Erika's 30th Birthday Cake!

It's amazing that I was able to complete this cake! I miscalculated the amount of buttercream I needed and had to make 2 batches. I wasn't working with a turntable so the cake had a bit of a tumble and needed to be righted. All in all, it finally was completed in the wee hours of the morning and settled into the fridge.

It was a 6 layer dark chocolate cake...with Grand Marnier syrup to keep the layers moist, with Maman framboise preserves and TONs of fresh raspberries with vanilla orange meringue buttercream...just as the birthday girl requested.

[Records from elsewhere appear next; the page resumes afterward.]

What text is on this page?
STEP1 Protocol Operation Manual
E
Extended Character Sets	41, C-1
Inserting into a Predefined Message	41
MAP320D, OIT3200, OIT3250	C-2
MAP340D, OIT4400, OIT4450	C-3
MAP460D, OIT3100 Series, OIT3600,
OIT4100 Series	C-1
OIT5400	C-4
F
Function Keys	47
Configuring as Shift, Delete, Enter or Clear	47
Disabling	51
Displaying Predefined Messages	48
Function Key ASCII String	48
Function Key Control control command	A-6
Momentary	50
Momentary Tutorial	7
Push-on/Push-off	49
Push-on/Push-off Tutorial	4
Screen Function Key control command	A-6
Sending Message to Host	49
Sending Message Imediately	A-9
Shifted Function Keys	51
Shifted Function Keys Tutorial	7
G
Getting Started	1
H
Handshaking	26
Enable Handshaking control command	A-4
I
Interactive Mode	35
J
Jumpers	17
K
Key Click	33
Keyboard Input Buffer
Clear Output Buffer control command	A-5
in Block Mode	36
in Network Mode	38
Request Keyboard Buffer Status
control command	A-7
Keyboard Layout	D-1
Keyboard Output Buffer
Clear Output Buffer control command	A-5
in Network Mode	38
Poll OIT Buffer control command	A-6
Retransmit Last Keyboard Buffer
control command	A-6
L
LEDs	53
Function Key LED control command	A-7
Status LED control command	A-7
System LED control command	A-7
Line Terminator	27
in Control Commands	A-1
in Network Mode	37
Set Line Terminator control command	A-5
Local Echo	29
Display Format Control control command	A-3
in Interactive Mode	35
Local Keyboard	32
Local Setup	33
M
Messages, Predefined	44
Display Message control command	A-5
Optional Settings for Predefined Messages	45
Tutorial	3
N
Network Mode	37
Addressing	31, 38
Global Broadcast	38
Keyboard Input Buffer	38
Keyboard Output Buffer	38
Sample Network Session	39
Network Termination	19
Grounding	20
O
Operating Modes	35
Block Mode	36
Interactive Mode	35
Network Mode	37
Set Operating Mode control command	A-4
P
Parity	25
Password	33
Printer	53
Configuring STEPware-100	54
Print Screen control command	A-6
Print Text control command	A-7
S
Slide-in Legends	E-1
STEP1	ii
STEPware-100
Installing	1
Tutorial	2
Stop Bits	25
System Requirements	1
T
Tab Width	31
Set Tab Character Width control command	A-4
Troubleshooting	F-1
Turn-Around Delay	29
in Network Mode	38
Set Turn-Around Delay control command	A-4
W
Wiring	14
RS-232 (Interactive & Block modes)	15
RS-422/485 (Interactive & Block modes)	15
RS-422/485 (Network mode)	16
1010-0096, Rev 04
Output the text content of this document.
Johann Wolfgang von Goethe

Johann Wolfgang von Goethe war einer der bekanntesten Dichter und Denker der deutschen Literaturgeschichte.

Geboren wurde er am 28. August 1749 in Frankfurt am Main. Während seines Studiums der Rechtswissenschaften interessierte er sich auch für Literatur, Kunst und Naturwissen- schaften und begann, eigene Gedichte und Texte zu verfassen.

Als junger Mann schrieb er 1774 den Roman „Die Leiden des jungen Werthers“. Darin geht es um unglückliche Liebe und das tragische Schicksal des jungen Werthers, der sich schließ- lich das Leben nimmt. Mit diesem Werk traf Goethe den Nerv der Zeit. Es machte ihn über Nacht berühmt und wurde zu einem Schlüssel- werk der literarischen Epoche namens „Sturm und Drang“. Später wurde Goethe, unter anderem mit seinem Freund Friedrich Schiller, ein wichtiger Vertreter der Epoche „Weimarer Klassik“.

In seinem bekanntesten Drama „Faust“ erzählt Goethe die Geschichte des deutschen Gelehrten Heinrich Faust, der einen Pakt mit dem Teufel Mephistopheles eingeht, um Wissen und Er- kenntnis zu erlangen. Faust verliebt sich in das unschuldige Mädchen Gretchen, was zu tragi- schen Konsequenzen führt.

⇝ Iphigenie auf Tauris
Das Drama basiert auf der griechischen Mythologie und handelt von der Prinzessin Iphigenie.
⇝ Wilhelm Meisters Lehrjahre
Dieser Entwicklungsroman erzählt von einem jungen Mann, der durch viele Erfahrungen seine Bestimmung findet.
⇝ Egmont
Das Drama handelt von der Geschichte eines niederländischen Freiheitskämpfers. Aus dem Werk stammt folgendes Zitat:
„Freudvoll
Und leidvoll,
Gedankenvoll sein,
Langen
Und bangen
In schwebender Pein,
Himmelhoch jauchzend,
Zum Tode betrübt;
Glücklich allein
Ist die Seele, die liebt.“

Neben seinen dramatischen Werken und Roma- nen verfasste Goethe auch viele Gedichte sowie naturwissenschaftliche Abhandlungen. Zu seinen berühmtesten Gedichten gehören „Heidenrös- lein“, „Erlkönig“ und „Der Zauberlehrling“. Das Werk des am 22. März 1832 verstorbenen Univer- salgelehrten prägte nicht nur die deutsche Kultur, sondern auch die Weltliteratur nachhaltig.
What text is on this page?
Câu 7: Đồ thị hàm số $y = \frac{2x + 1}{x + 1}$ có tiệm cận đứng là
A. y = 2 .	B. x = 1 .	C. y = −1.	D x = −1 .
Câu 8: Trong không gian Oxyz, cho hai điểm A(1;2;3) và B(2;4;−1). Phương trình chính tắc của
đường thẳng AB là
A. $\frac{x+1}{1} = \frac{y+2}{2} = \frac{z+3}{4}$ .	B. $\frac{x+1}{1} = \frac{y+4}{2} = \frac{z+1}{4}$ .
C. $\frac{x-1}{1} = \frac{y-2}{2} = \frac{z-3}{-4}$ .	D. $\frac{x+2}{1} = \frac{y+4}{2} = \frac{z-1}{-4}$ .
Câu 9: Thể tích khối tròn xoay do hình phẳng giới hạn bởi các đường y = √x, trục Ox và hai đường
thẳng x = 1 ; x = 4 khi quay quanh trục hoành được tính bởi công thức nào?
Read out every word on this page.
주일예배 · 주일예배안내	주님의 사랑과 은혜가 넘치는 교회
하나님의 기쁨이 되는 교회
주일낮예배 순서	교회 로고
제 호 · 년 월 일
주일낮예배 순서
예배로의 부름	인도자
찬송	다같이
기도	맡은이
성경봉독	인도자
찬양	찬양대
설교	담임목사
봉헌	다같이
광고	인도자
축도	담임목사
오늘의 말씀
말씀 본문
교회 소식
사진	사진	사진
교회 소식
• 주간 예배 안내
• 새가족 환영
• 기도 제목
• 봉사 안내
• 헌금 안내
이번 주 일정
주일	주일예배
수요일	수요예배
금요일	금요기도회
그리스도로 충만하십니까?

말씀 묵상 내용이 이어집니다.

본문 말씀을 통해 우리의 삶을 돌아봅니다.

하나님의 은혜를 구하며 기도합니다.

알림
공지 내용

Hope to be baking soon...stay tuned for more goodies, soon!

02 October, 2011

I sound like skipping CD...yes, I am still baking!


Yes, I am still here and still baking. I don't get to bake very often any more, since circumstances have changed AND it's a HUGE challenge to bake where I am for now...This wonderful FALL weather has me cooking comfort foods, like the PERFECT roast chicken...a 7-pounder that is easily enough for 2 meals.

So what to do? Make pot pies! Make a velouté, which is just chicken stock thickened with a roux (butter and flour) with some seasonings- a little salt, a little pepper, some thyme and parsley. Toss with braised leeks and sauteéd mushroom, and the diced chicken. Top off with REAL puff pastry, you know the kind, it's only made with butter, flour, salt and a bit of water.
Bake at 400° F for 30-35 minutes or till golden brown. YUM...
You can add any type of veggies you like...but since Hub is allergic to Vit C, we avoid potatoes since they are like 45% C, thanks to Mother Nature.

Fall baking also includes pecans...apples...cranberries. Well, at least this day it was pecans. The pecan tart is like having a small piece of pecan pie, just a bit less complicated. Oooey, gooey, butter pecan caramel goodness poured into a buttery crispy crunchy shortbread crust. Trust me, a little goes a LONG way!

Baking this week made me happy and creative. I have missed that, and will need to figure out what to bake this coming week. Hmm, what should I make next?